Tracking down problems with these distributed, asynchronous and concurrent applications is hard
Traditionally, failures were tracked by their symptoms - alerts based on time series data, or monitoring error events from logs. Once a symptom is found, identifying the root cause is done by analyzing logs and/or by correlating time series metrics from different applications and instances. Because of the asynchronous and concurrent nature of execution, it is very difficult to trace the exact sequence of events which led to the failure by these traditional means.
Tracing stitches together or aggregates the actions performed by applications to service a request. This aggregated data is then presented in a chronologically organized manner for analysis. A context is created when a request is received by an application and the request is tracked, using this context, through all the execution paths in the application(s). At each execution path, the entry and exit times along with other useful information are logged. The traces thus collected are analyzed using powerful visualizations to identify the hot spots and bottlenecks.
Trace logs contain spans, transactions and traces. Trace is a collection of transactions and spans that have a common starting point or root. Spans contain information about the activity in an execution path. It has the measurement of time from start to end of the activity and also includes parent child relationship with other spans. Transaction is a special span, which is captured at the entry of a service like http/rpc processor, message broker, cron job etc.

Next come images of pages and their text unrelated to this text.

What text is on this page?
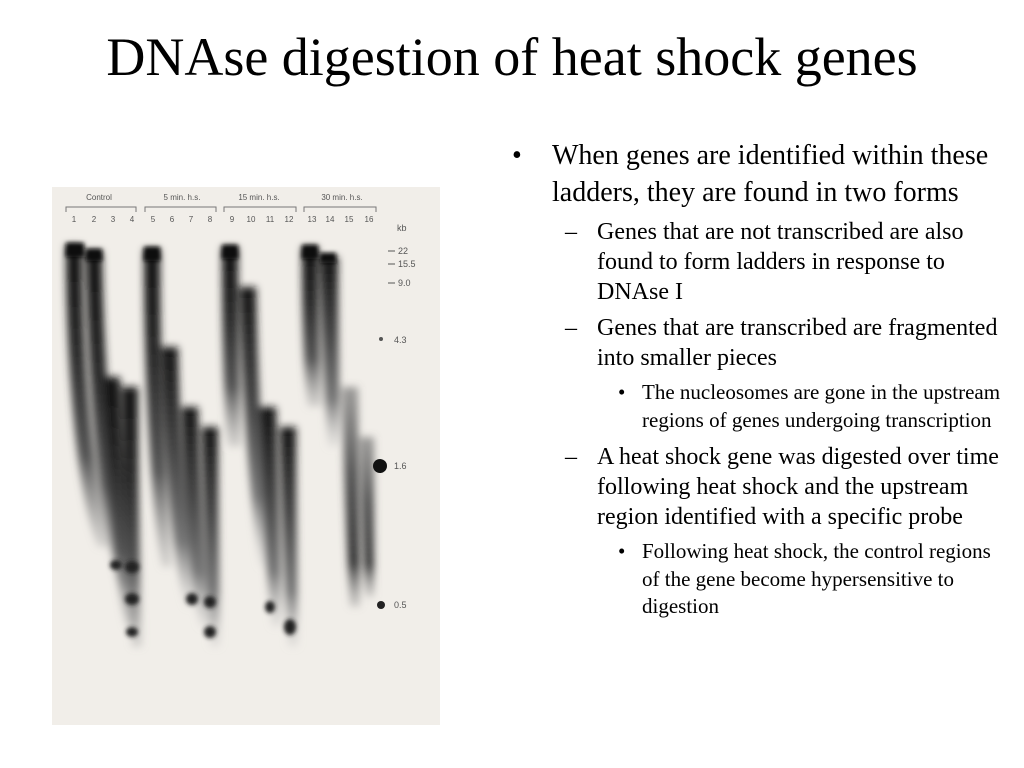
DNAse digestion of heat shock genes
Control	5 min. h.s.	15 min. h.s.	30 min. h.s.
1 2 3 4 5 6 7 8 9 10 11 12 13 14 15 16
kb
22
15.5
9.0
4.3
1.6
0.5
• When genes are identified within these ladders, they are found in two forms
– Genes that are not transcribed are also found to form ladders in response to DNAse I
– Genes that are transcribed are fragmented into smaller pieces
• The nucleosomes are gone in the upstream regions of genes undergoing transcription
– A heat shock gene was digested over time following heat shock and the upstream region identified with a specific probe
• Following heat shock, the control regions of the gene become hypersensitive to digestion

The trace data is used to quickly identify the root-cause of the failure. In asynchronous concurrent applications, failures or delays occur in one of the many execution paths. To effectively, detect these failures or delays, powerful visualization and analysis tools are required. In order to trouble shoot a failure user needs to know:
SnappyFlow supports distributed tracing compliant with Opentracing standard. Tracing allows users to visualize the sequence of steps a transaction (whether API or non-API such as a Celery job) takes during its execution. This analysis is extremely powerful and allows pinpointing the source of problems such as abnormal time being spent on an execution step or identifying point of failure in a transaction.